Consume Less, Live More

illustration with person with plants representing the hair, the image looks like a collage
Source: Donna Grethen

As the calendar shifted from 2019 to 2020, it felt like other shifts occurred too—with the US elections on the horizon and Australia on fire for the last few months, many are waking up to the reality of climate change and the growing need to act on it. Trying times are times for trying, right?

This is a moment when we can all look at our habits and challenge ourselves to make change. How can we make do with what we have? When it comes to things we must buy, like food, how can we get the greenest, cleanest food with the least plastic trash coming along with it? Learn how to take some simple steps for cutting down on your personal waste in “Go Green for Free”. And your food can get to you with the least chemical inputs if you’re able to grow it yourself—read how your garden can feed you and nourish itself with regenerative gardening techniques in “Planting Seeds of Climate Hope."

These are choices we can make for ourselves every day, but this is also a moment for inclusivity. As we stand up for the Earth, we have to also consider how we can welcome our friends and neighbors into our environmental and social justice communities, as Polly Barks and Nancy Hu do in “What You Get When You Buy Nothing."

While everyone can produce less waste, we can’t all do it the same way. In order for this lifestyle switch to make a real impact on our planet, it is important to understand the ways that rigid zero-waste “rules” can exclude certain groups and find low-waste solutions that create space for everybody to get involved. Read more about how privilege plays into this movement in “Come As You Are: Zero Waste for Everyone."

This work, like so much of our economic work, starts with individual action. Then we join hands with neighbors to form and improve communities. Our communities can work together around the world to hold companies accountable, because companies are responsible for most of the pollution— through high demand for dirty energy and pushing impulse purchases that lead to waste (the ubiquitous Amazon does both, unfortunately). Our communities join together to hold local and national governments accountable too, as they have the power to rein in corporate excess and allocate funds to clean up pollution or act in other ways to help those who have less means and privilege.

One of the ways you can stand up to corporations is, as always, visiting GreenAmerica.org and participating in our many corporate actions—like Cool It!, our new campaign telling Walmart to end the use of climate-polluting gases in its refrigeration, which make up half of the company’s emissions and rapidly escalate climate change.

Here at Green America, we also join hands in coalitions with allies to leverage change faster.

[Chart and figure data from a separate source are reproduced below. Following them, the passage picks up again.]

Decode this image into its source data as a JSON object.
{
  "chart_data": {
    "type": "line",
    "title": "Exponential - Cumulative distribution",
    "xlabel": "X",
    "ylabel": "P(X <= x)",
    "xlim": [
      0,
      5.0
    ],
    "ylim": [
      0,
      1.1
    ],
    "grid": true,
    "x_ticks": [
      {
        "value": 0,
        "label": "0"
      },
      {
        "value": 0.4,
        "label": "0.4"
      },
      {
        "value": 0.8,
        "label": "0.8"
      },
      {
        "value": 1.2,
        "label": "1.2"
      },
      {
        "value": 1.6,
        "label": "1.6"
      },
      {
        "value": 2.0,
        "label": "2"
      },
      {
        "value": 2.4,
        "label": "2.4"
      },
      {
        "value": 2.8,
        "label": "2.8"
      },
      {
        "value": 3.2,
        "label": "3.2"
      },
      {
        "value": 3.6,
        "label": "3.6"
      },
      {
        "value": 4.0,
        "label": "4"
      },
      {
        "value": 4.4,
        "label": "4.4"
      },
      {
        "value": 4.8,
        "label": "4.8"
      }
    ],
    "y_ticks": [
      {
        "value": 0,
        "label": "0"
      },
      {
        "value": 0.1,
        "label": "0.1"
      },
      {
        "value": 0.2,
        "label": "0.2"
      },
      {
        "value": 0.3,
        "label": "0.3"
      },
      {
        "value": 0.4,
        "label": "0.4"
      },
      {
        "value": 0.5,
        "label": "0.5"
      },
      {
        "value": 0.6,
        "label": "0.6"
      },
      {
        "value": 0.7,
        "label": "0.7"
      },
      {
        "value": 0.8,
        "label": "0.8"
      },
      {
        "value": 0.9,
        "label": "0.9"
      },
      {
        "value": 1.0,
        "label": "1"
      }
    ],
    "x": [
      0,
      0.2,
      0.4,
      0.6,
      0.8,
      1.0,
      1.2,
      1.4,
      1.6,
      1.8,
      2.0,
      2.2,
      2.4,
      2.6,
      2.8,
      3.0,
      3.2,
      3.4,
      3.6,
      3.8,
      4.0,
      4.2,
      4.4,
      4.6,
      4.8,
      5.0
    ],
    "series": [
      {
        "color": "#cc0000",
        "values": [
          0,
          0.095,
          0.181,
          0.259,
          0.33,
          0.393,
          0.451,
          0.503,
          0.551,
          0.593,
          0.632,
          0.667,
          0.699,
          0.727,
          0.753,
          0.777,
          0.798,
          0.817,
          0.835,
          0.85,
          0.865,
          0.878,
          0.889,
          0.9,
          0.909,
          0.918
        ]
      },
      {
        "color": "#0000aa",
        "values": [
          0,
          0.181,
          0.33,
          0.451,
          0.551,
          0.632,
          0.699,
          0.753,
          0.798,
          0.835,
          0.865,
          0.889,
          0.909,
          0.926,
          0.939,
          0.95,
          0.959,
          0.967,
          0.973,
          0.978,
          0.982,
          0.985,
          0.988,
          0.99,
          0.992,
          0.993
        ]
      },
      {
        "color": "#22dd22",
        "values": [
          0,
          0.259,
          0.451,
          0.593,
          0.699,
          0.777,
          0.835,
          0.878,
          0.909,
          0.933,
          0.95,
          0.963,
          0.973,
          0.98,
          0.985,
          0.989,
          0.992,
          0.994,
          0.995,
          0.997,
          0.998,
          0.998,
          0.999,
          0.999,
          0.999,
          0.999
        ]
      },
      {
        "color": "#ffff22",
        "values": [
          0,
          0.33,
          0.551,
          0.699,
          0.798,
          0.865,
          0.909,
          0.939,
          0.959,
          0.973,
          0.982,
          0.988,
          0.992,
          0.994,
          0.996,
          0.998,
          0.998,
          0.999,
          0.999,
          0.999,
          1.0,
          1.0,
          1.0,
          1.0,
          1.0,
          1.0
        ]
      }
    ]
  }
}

For example, building on our campaigns to pressure Amazon on both environment and justice issues, we have joined the Athena coalition as a leading member. The coalition brings together nearly 50 nonprofits, unions, and community organizations to force Amazon to take accountability for its bad actions to the Earth, its workers, the communities it’s located in, and even to the country. Read more about Amazon and Athena.

What will you do as an individual and as part of the global community to reduce your waste this year, and to make the Earth happier for yourself and others—to consume less and live more?